No, they're not compatible, like azrocketman said, bellhousing, etc are different. Your best bet would be to try and get one in good nick from a junk yard.


----------



## abmobil (Nov 22, 2004)

adforester said:


> If you ask me the engine is the only thing worthy in the frontier. I've seen other 2000 nissan frontier crew cabs and they all are complete rust buckets. What pieces of skit! I have one and not only did the header crack in three places but I think i'll have to be replacing the EVAP system, which won't be cheap so I think i'll trade it in. If you do put in a new engine expect lots more problems in the rusted body, EVAP system and headers.
> I've sunken lots of money into mine. You may want to fix the problem and go on, but remember its not the best. If you look on consumer reports its certainly not rated that great compared to toyota tacomas.




She didnt ask any of that.
Frontiers are great trucks ,and YOU dont know what your talking about.

Yes the Exhaust manifolds do crack but it wont make the truck undrivable.
My dads has 193k on his supercharged frontier and it runs great.
No rust to speak of.

Go get your Tacoma.
If you did your research you would know that MANY Tacomas were bought back due to SERIOUS frame rotting issues.

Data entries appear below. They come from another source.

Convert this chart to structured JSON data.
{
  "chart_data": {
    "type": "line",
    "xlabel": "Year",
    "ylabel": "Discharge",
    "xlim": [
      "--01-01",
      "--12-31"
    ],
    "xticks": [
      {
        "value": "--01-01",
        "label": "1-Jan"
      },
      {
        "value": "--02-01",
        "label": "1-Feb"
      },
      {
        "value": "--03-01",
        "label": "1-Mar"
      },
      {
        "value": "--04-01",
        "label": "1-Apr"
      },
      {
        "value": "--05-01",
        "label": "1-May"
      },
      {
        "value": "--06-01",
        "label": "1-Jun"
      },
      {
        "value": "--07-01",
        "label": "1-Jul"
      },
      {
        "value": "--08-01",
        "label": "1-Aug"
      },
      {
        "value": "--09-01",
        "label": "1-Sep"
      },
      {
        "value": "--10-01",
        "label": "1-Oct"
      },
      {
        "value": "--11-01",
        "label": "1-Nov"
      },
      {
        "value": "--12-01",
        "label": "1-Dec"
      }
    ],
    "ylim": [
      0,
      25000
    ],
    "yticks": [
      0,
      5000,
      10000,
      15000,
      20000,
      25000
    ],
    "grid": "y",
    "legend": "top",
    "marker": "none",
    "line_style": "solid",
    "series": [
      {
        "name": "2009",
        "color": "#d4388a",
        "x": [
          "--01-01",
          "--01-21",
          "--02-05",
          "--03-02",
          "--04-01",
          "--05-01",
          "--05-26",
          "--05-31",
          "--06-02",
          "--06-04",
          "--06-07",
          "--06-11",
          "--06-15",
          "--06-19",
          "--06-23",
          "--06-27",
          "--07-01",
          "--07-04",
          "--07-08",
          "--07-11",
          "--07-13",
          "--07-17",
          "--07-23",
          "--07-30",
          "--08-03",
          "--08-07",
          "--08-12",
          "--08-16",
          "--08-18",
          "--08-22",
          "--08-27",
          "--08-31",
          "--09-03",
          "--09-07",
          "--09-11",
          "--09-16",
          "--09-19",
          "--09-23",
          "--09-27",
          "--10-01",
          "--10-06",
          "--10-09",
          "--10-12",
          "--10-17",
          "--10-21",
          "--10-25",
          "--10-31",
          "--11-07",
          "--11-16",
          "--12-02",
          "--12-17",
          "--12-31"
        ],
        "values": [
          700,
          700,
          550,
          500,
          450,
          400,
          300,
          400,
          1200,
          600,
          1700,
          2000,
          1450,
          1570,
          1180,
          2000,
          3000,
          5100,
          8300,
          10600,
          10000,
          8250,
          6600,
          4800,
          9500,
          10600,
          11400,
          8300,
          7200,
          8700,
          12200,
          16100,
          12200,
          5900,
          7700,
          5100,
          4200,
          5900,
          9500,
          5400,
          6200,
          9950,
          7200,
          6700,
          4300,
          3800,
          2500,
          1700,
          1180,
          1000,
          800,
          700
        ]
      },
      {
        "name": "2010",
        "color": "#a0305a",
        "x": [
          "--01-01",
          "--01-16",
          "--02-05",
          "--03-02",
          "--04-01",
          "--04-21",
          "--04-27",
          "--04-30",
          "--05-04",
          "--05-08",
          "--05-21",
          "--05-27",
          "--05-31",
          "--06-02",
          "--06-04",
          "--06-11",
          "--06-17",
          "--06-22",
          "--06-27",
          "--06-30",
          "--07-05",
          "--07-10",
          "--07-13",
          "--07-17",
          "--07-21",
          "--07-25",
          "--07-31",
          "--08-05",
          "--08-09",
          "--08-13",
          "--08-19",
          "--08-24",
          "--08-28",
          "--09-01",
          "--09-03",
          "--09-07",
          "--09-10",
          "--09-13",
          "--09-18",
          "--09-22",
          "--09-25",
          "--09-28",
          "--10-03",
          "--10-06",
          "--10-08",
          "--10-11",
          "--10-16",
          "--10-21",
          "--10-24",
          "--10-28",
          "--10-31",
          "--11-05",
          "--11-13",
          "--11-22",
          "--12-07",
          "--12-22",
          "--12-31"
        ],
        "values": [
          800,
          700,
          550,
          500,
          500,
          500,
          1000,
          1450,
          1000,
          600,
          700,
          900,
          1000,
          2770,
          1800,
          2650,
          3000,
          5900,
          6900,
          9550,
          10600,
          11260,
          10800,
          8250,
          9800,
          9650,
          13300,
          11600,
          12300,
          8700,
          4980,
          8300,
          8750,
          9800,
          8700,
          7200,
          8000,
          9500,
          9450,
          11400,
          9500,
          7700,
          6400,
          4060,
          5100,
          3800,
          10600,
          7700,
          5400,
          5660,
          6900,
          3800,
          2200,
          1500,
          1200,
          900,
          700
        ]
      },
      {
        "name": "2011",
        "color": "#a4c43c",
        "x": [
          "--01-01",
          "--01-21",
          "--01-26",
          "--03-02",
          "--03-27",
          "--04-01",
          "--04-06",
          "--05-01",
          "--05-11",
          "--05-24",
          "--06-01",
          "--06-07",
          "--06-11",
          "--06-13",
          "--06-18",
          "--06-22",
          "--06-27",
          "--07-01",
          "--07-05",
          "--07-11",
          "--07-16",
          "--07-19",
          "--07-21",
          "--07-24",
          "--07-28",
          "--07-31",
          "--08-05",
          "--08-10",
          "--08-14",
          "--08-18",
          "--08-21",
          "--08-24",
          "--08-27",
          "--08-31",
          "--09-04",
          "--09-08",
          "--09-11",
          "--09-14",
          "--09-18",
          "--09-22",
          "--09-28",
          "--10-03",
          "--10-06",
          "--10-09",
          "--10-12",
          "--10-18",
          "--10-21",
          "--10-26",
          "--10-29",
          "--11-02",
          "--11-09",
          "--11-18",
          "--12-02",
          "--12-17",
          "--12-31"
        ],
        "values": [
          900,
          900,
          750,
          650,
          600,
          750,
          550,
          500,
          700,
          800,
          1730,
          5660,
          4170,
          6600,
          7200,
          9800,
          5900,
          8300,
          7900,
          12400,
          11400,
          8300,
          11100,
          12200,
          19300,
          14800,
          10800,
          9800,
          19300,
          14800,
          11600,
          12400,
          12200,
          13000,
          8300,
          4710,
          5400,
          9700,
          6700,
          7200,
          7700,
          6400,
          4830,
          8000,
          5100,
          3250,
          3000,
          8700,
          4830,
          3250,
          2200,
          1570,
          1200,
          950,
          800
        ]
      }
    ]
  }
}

MML0805, to answer your orignal question, yes the most economical choice is to replace you engine with another Nissan 3.3.
You might be able to get a decent deal at a junk yard.


----------



## XE_KING (May 5, 2008)

The only difference is with the SC and non SC motors... There are different parts.. So if your NON SC get the non SC replacement motor... And like ABmobile stated, these are great trucks. Mine has NO rust on it and is running perfect at 90k... (cracked manifolds) but runs great..


----------